Sete presidentes do STF já assumiram a Presidência da República: destes, somente José Linhares assumiu a presidência em caráter definitivo, em 1945, após a renúncia de Getúlio Vargas, e governou até a posse de Eurico Dutra em 1946. José Linhares assumiu a presidência porque a Constituição de 1937 não contemplava o cargo de vice-presidente e não havia, no Estado Novo, um Congresso Nacional funcionando, assim o primeiro sucessor do presidente da república era o presidente do STF. Os demais presidentes do STF citados a seguir assumiram em caráter interino, em virtude da ausência temporária do respectivo titular: Moreira Alves (1986), Octavio Gallotti (1994, em duas ocasiões), Marco Aurélio (2002, em cinco oportunidades), Ricardo Lewandowski (2014), Cármen Lúcia (2018) e Dias Toffoli (2018).
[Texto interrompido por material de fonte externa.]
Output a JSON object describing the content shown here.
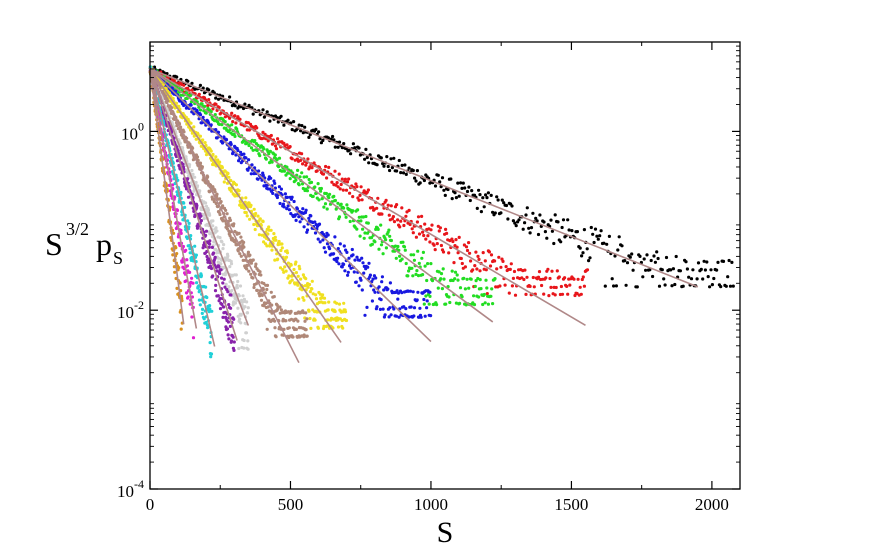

A ascensão de Cármen deu-se por cinco vezes durante o ano de 2018: nos dias 13 e 14 de abril, no dia 18 de junho, nos dias 17 e 18 de julho, entre os dias 23 e 28 de julho e no dia 15 de agosto. Em todas as vezes que assumiu, se deu pelo fato de que o cargo de vice-presidente encontrava-se vago e os presidentes da Câmara, Rodrigo Maia, e do Senado, Eunício Oliveira, tiveram que sair do país devido a legislação eleitoral os tornarem inelegíveis para certos cargos caso assumissem o comando do Executivo nos seis meses antes da eleição.